The Things They Carried Response
In the novel, The Things They Carried, written by Tim O’Brien, there is an apparent main character, Lieutenant Cross. Throughout the duration of the novel, we the readers learn of Cross’ love for a woman named Martha. Martha is a friend of Lt. Cross from back home, although he wishes that she could be more than just a friend. He once took her on a date, but it did not escalate to anything more before he left for war. For a majority of the book, Lt. Cross carries a pebble in his mouth, and letters with him wherever he goes. Both of these objects were sent to him by Martha. The fact that he carries around both of these symbolizes his love for her, and that he does not want to ever let her go.

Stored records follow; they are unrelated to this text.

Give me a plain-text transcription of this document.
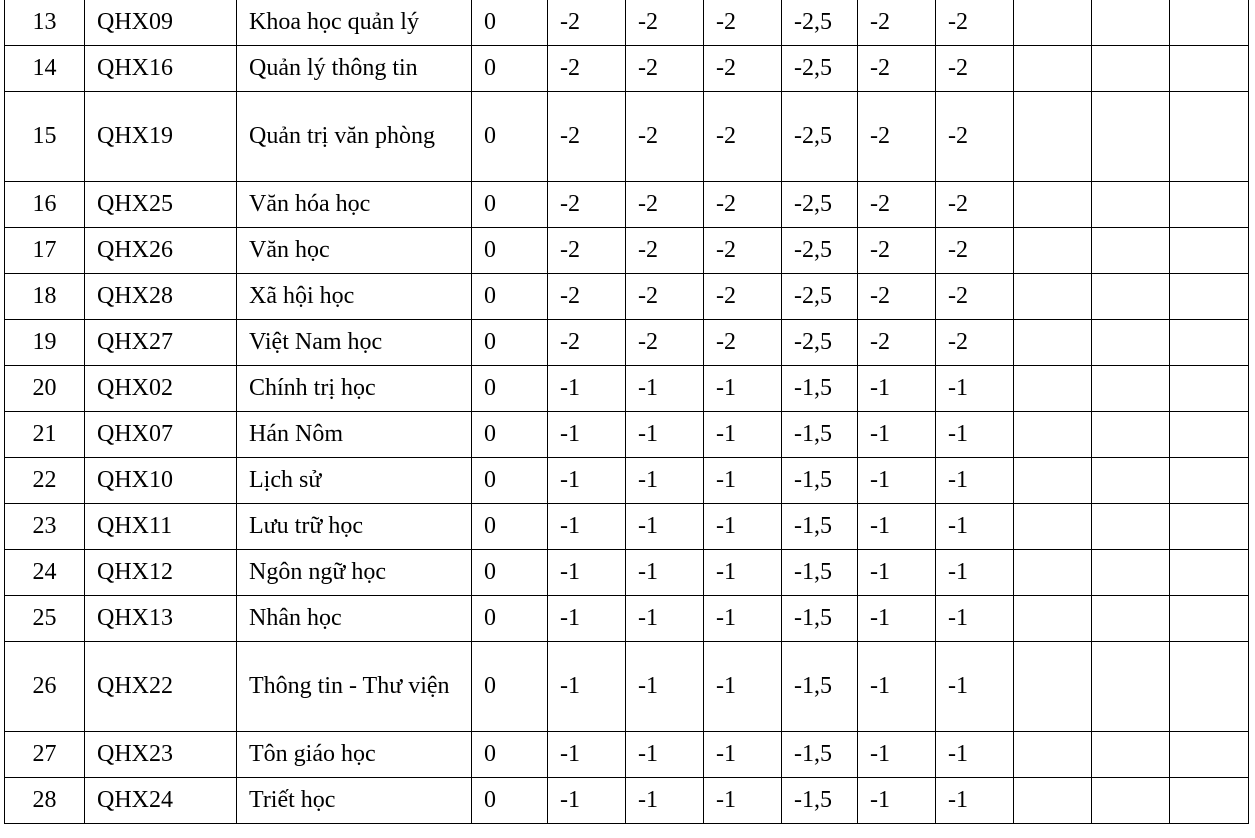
13	QHX09	Khoa học quản lý	0	-2	-2	-2	-2,5	-2	-2			
14	QHX16	Quản lý thông tin	0	-2	-2	-2	-2,5	-2	-2			
15	QHX19	Quản trị văn phòng	0	-2	-2	-2	-2,5	-2	-2			
16	QHX25	Văn hóa học	0	-2	-2	-2	-2,5	-2	-2			
17	QHX26	Văn học	0	-2	-2	-2	-2,5	-2	-2			
18	QHX28	Xã hội học	0	-2	-2	-2	-2,5	-2	-2			
19	QHX27	Việt Nam học	0	-2	-2	-2	-2,5	-2	-2			
20	QHX02	Chính trị học	0	-1	-1	-1	-1,5	-1	-1			
21	QHX07	Hán Nôm	0	-1	-1	-1	-1,5	-1	-1			
22	QHX10	Lịch sử	0	-1	-1	-1	-1,5	-1	-1			
23	QHX11	Lưu trữ học	0	-1	-1	-1	-1,5	-1	-1			
24	QHX12	Ngôn ngữ học	0	-1	-1	-1	-1,5	-1	-1			
25	QHX13	Nhân học	0	-1	-1	-1	-1,5	-1	-1			
26	QHX22	Thông tin - Thư viện	0	-1	-1	-1	-1,5	-1	-1			
27	QHX23	Tôn giáo học	0	-1	-1	-1	-1,5	-1	-1			
28	QHX24	Triết học	0	-1	-1	-1	-1,5	-1	-1			
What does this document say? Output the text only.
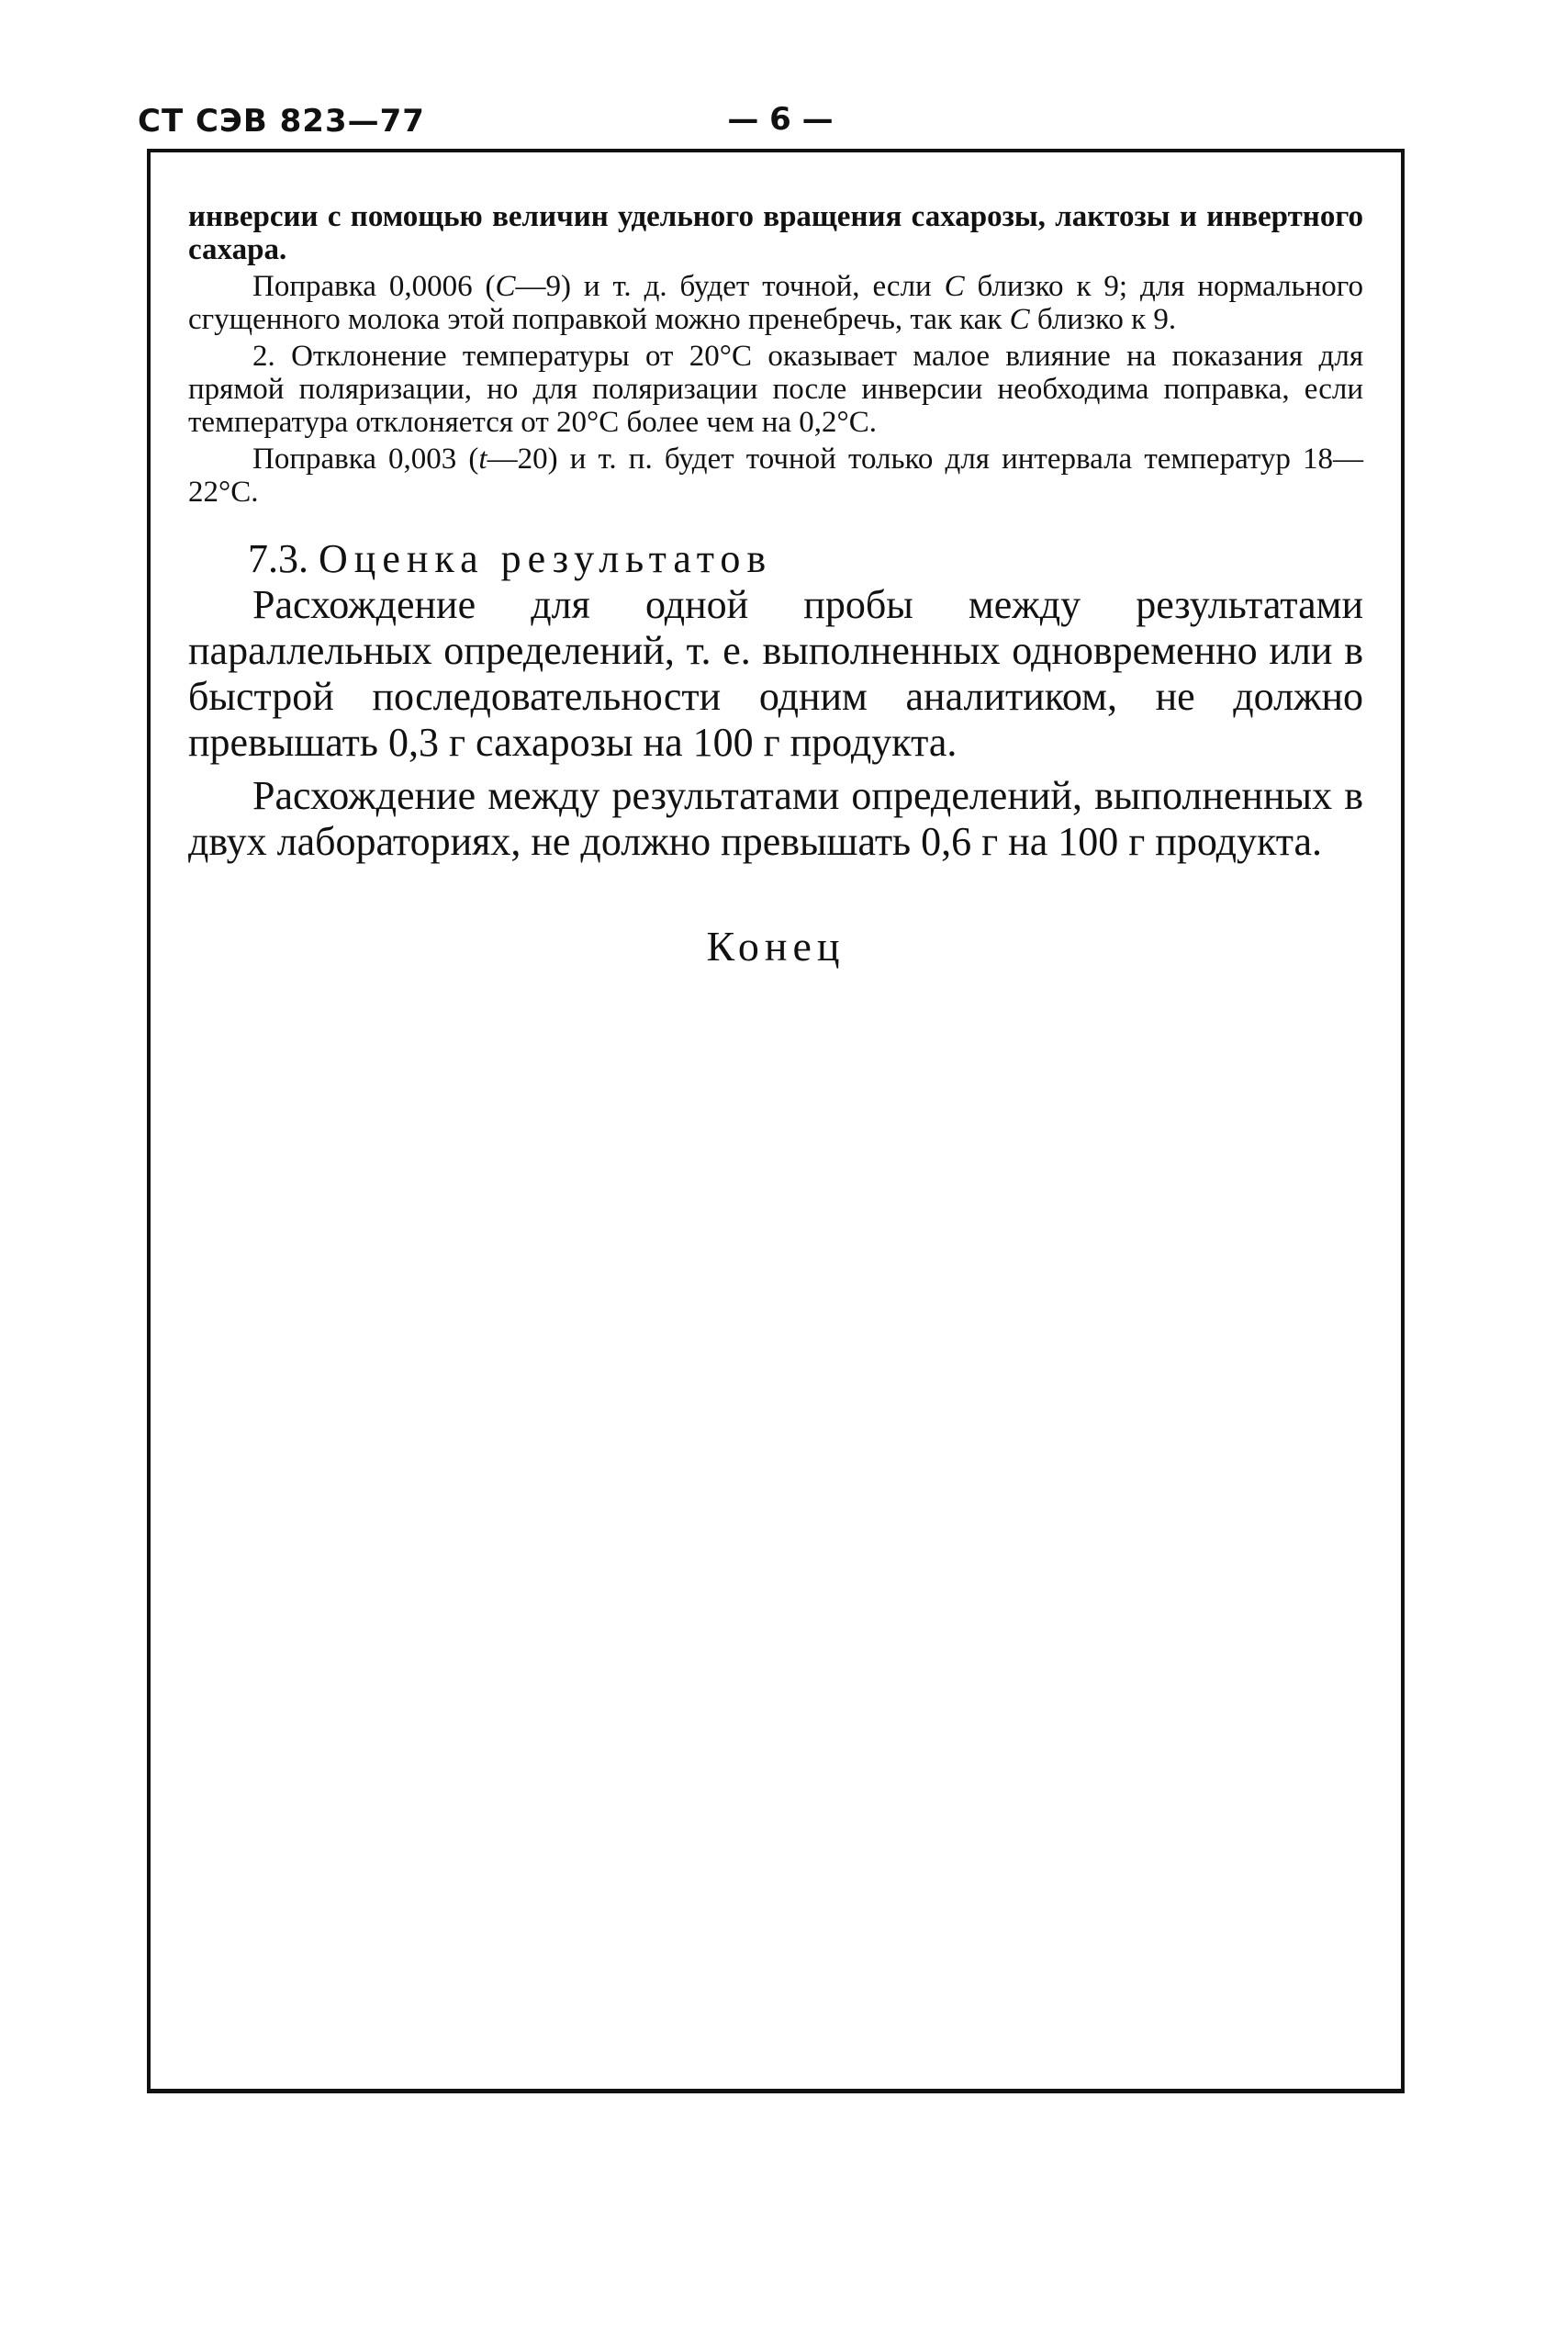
СТ СЭВ 823—77	— 6 —

инверсии с помощью величин удельного вращения сахарозы, лактозы и инвертного сахара.

Поправка 0,0006 (С—9) и т. д. будет точной, если С близко к 9; для нормального сгущенного молока этой поправкой можно пренебречь, так как С близко к 9.

2. Отклонение температуры от 20°С оказывает малое влияние на показания для прямой поляризации, но для поляризации после инверсии необходима поправка, если температура отклоняется от 20°С более чем на 0,2°С.

Поправка 0,003 (t—20) и т. п. будет точной только для интервала температур 18—22°С.

7.3. Оценка результатов

Расхождение для одной пробы между результатами параллельных определений, т. е. выполненных одновременно или в быстрой последовательности одним аналитиком, не должно превышать 0,3 г сахарозы на 100 г продукта.

Расхождение между результатами определений, выполненных в двух лабораториях, не должно превышать 0,6 г на 100 г продукта.

Конец
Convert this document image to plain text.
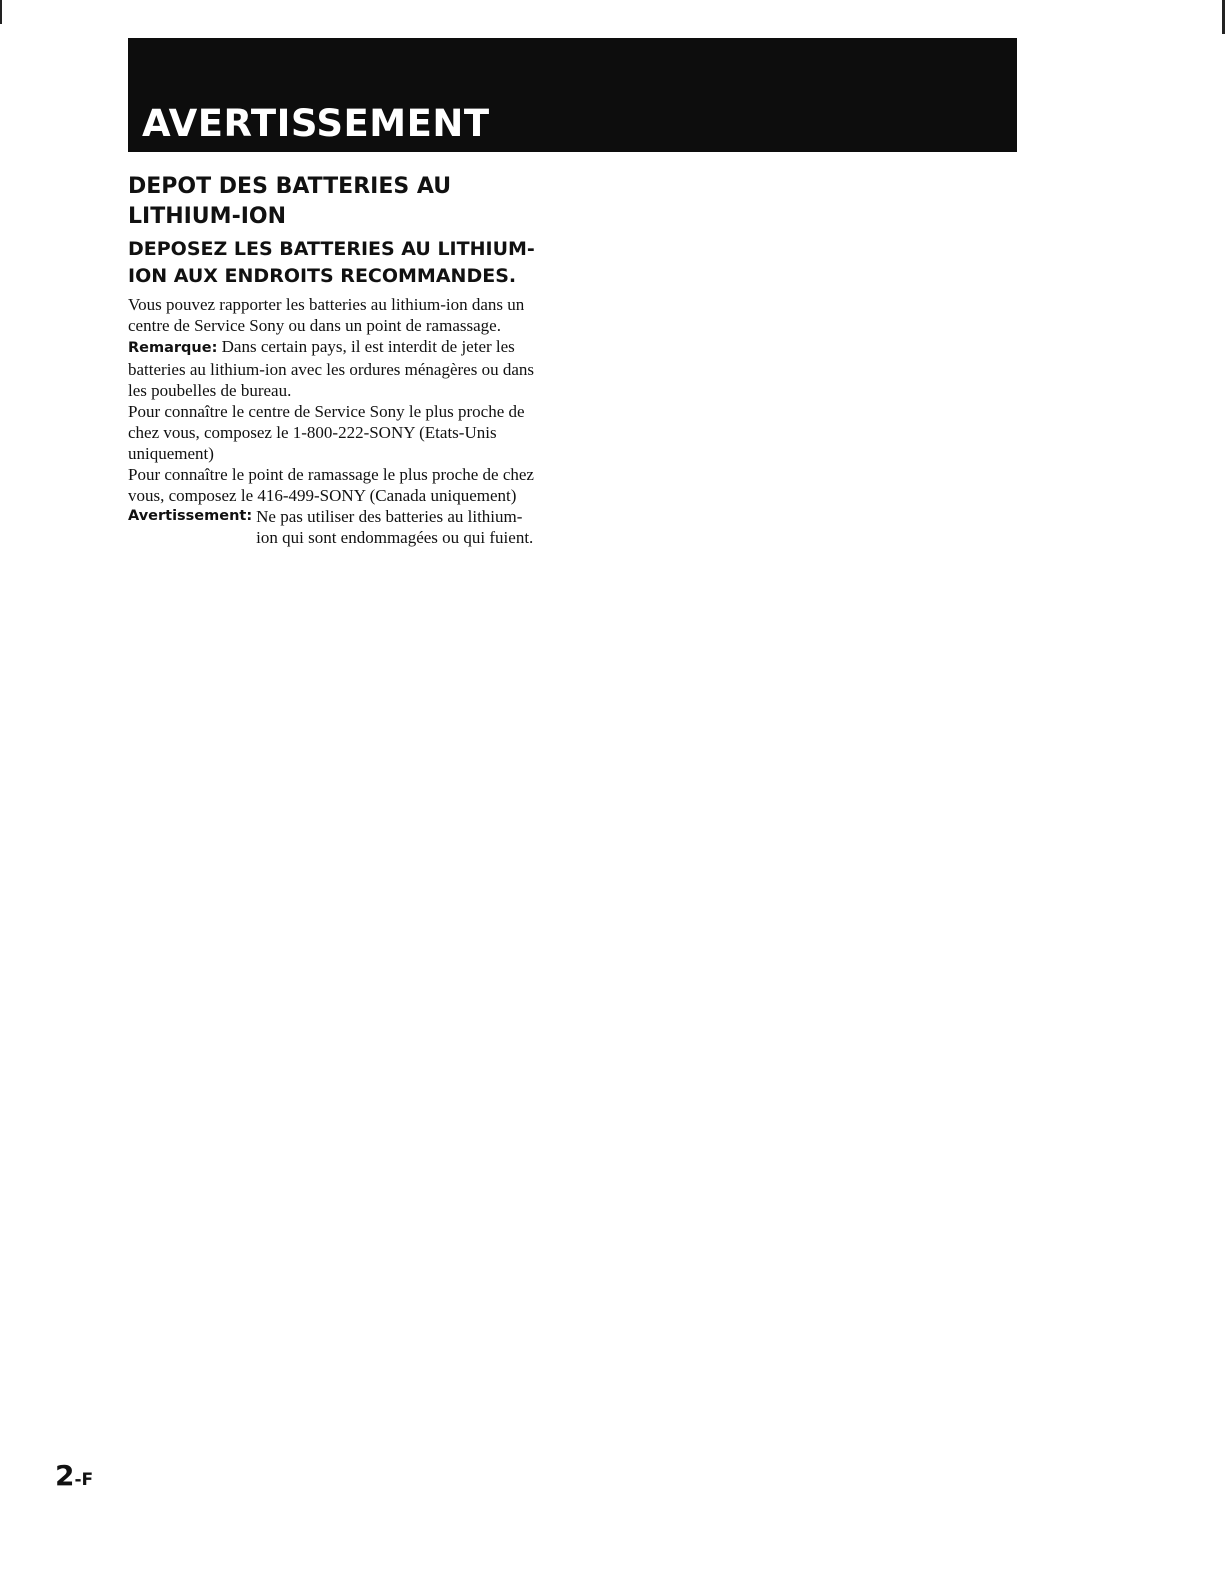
AVERTISSEMENT
DEPOT DES BATTERIES AU
LITHIUM-ION
DEPOSEZ LES BATTERIES AU LITHIUM-
ION AUX ENDROITS RECOMMANDES.

Vous pouvez rapporter les batteries au lithium-ion dans un centre de Service Sony ou dans un point de ramassage.

Remarque: Dans certain pays, il est interdit de jeter les batteries au lithium-ion avec les ordures ménagères ou dans les poubelles de bureau.

Pour connaître le centre de Service Sony le plus proche de chez vous, composez le 1-800-222-SONY (Etats-Unis uniquement)

Pour connaître le point de ramassage le plus proche de chez vous, composez le 416-499-SONY (Canada uniquement)

Avertissement: Ne pas utiliser des batteries au lithium-ion qui sont endommagées ou qui fuient.
2-F
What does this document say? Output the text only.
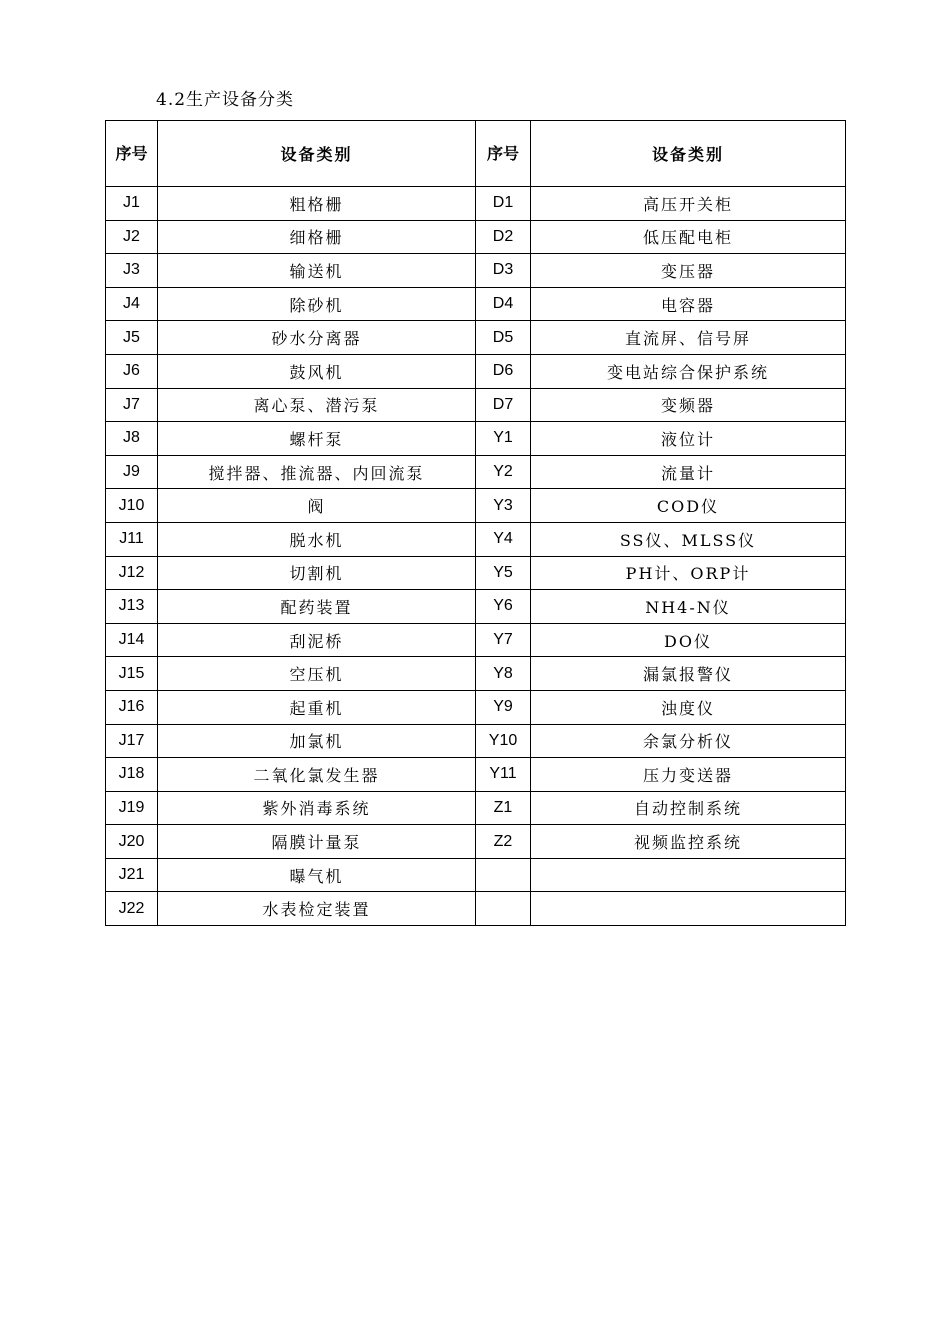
4.2生产设备分类
序号	设备类别	序号	设备类别
J1	粗格栅	D1	高压开关柜
J2	细格栅	D2	低压配电柜
J3	输送机	D3	变压器
J4	除砂机	D4	电容器
J5	砂水分离器	D5	直流屏、信号屏
J6	鼓风机	D6	变电站综合保护系统
J7	离心泵、潜污泵	D7	变频器
J8	螺杆泵	Y1	液位计
J9	搅拌器、推流器、内回流泵	Y2	流量计
J10	阀	Y3	COD仪
J11	脱水机	Y4	SS仪、MLSS仪
J12	切割机	Y5	PH计、ORP计
J13	配药装置	Y6	NH4-N仪
J14	刮泥桥	Y7	DO仪
J15	空压机	Y8	漏氯报警仪
J16	起重机	Y9	浊度仪
J17	加氯机	Y10	余氯分析仪
J18	二氧化氯发生器	Y11	压力变送器
J19	紫外消毒系统	Z1	自动控制系统
J20	隔膜计量泵	Z2	视频监控系统
J21	曝气机		
J22	水表检定装置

If he let go of the objects, it would symbolize the act of letting go of her, and that is most certainly the last thing on his agenda.
At one point during the story, Lieutenant Cross is sent out on a mission. However, Cross was not focused. Rather than focusing on the enemy and the task at hand, he was fantasizing about the life he might lead with Martha after war. Due to his distraction, Cross was not paying attention, and was not able to give cover fire when a fellow soldier, Ted Lavender was shot. Cross saw the death as a result to his negligence. After this occurrence, Lt. Cross burns Martha’s pictures and letters in an attempt to distance himself from the sentimentality he sees as a destructive and distracting force during wartime. This action practically symbolizes Cross giving up on love. He no longer carried around the letters, or kept the pebble in his mouth.
In conclusion, the entire book is made up of events and actions that symbolize something in one way or another. In my opinion, the letters and pebble from Martha are prominent and most significant. Lieutenant Cross’s love for Martha was always present in the back of my mind while I was reading.